For further information on increasing placement capacity please click here
SPILL RESOLUTION – TWO STRIKE RULE
If a company's remuneration report received a "no" vote of 25% or more at its 2011 AGM, it will be necessary for the company's 2012 notice of AGM to include a spill resolution, as required by the two strike rule.
If, at the 2012 AGM, a company's remuneration report again receives a "no" vote of 25% or more, the spill resolution must be put to shareholders.
A spill resolution is an ordinary resolution to the effect that:
- The company hold another general meeting within 90 days (referred to as the "spill meeting").
- The directors (other than the managing director) who held office at the time when the resolution to make the Directors' Report considered at the 2012 AGM was passed, cease to hold office immediately before the end of the spill meeting.
- Resolutions to appoint persons to offices that will be vacated immediately before the end of the spill meeting be put to the vote at the spill meeting.
The company's proxy form will need to contemplate that a spill resolution may be voted on at the 2012 AGM.
This checklist contains a general, non-exhaustive overview of the resolutions that Boards should consider when preparing their 2012 notice of AGM.

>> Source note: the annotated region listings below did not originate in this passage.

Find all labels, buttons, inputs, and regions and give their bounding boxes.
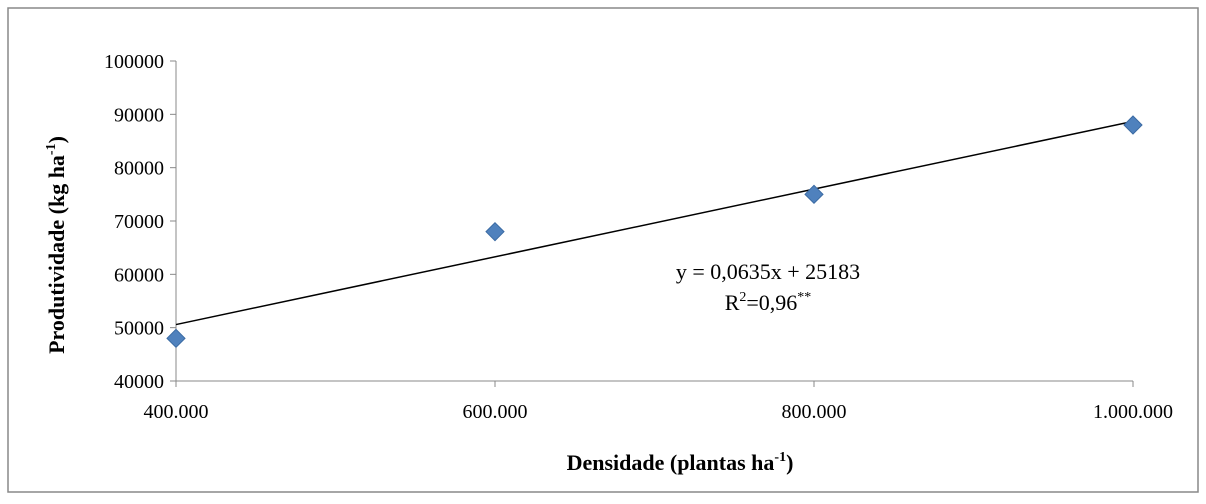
x-tick-label: 400.000 xyxy=(144,401,209,423)
x-axis-title-end: ) xyxy=(786,450,793,475)
data-point xyxy=(485,221,505,242)
y-axis-title-end: ) xyxy=(44,136,69,143)
r2-significance: ** xyxy=(797,290,811,305)
y-axis-title-sup: -1 xyxy=(44,143,59,155)
x-axis-title: Densidade (plantas ha-1) xyxy=(567,450,794,475)
x-tick-label: 800.000 xyxy=(782,401,847,423)
data-points xyxy=(166,115,1143,349)
data-point xyxy=(166,328,186,349)
trendline xyxy=(175,120,1134,326)
data-point xyxy=(804,184,824,205)
chart-border xyxy=(7,7,1199,493)
y-tick-label: 100000 xyxy=(104,51,164,73)
data-point xyxy=(1123,115,1143,135)
y-tick-label: 80000 xyxy=(114,158,164,180)
y-tick-label: 70000 xyxy=(114,211,164,233)
x-tick-label: 1.000.000 xyxy=(1093,401,1173,423)
x-axis-title-text: Densidade (plantas ha xyxy=(567,450,775,475)
y-tick-label: 90000 xyxy=(114,104,164,126)
r2-label: R2=0,96** xyxy=(725,290,812,315)
r2-exponent: 2 xyxy=(739,290,746,305)
x-tick-label: 600.000 xyxy=(463,401,528,423)
x-axis-title-sup: -1 xyxy=(774,450,786,465)
y-axis-title: Produtividade (kg ha-1) xyxy=(44,136,69,354)
y-tick-label: 50000 xyxy=(114,318,164,340)
y-axis-title-text: Produtividade (kg ha xyxy=(44,155,69,354)
x-axis: 400.000 600.000 800.000 1.000.000 xyxy=(144,380,1173,423)
y-tick-label: 40000 xyxy=(114,371,164,393)
r2-prefix: R xyxy=(725,290,740,315)
y-tick-label: 60000 xyxy=(114,264,164,286)
y-axis: 40000 50000 60000 70000 80000 90000 100000 xyxy=(104,51,177,393)
equation-label: y = 0,0635x + 25183 xyxy=(676,259,860,284)
trendline-path xyxy=(175,120,1134,326)
r2-value: =0,96 xyxy=(746,290,797,315)
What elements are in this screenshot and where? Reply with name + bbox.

|Item||Overview||Type of resolution|
|Remuneration report||Adoption of the 2012 remuneration report.||Ordinary|
|Spill resolution||To be put to the AGM if a second "no" vote of 25% or more is received for the resolution to adopt the remuneration report (see notes above).||Ordinary|
|Rotation of directors||
A director (excluding the managing director) must not hold office past the third AGM following the director's appointment or three years, whichever is the longer.
These directors must retire from office, however may be re-elected at the AGM.
|Election of directors||
Any director who has been appointed to fill a casual vacancy must retire from office at the next AGM.
These directors may be re-elected at the AGM.
|Refresh 15% placement capacity||To approve issues of securities made by the company in the past 12 months under its 15% placement capacity, so that the placement capacity is "refreshed" and available for use.||Ordinary|
|Increase 15% placement capacity to 25%||To increase the company's placement capacity to 25% (see notes above).||Special|
|Item||Overview||Type of resolution|
|Refresh employee incentive scheme||To approve the issue of securities under an employee incentive scheme so that those issues do not count towards the company's 15% placement capacity. The scheme must be approved every three years.||Ordinary|
|Approve issue of securities to directors and other related parties||To approve the issue of securities to directors and other related parties.||Ordinary|
|Approve termination payment||To approve payment of a termination benefit to a person in a managerial or executive office if the amount of that benefit exceeds the amount permitted under the Corporations Act.||Ordinary|
|Refresh proportional takeover provisions||
A proportional takeover bid is a bid to buy a specified portion of each shareholder's shares. A company's constitution may contain proportional takeover provisions that prevent a bidder from obtaining control of the company without shareholders having the opportunity to sell all of their shares.
The proportional takeover provisions must be renewed every three years.
|Increase the total remuneration payable to non-executive directors||To increase the total remuneration payable to nonexecutive directors.||Ordinary|
In addition to those resolutions set out above, if the company is considering a substantial transaction or a transaction that affects the company's share capital, it will need to consider whether shareholder approval is required.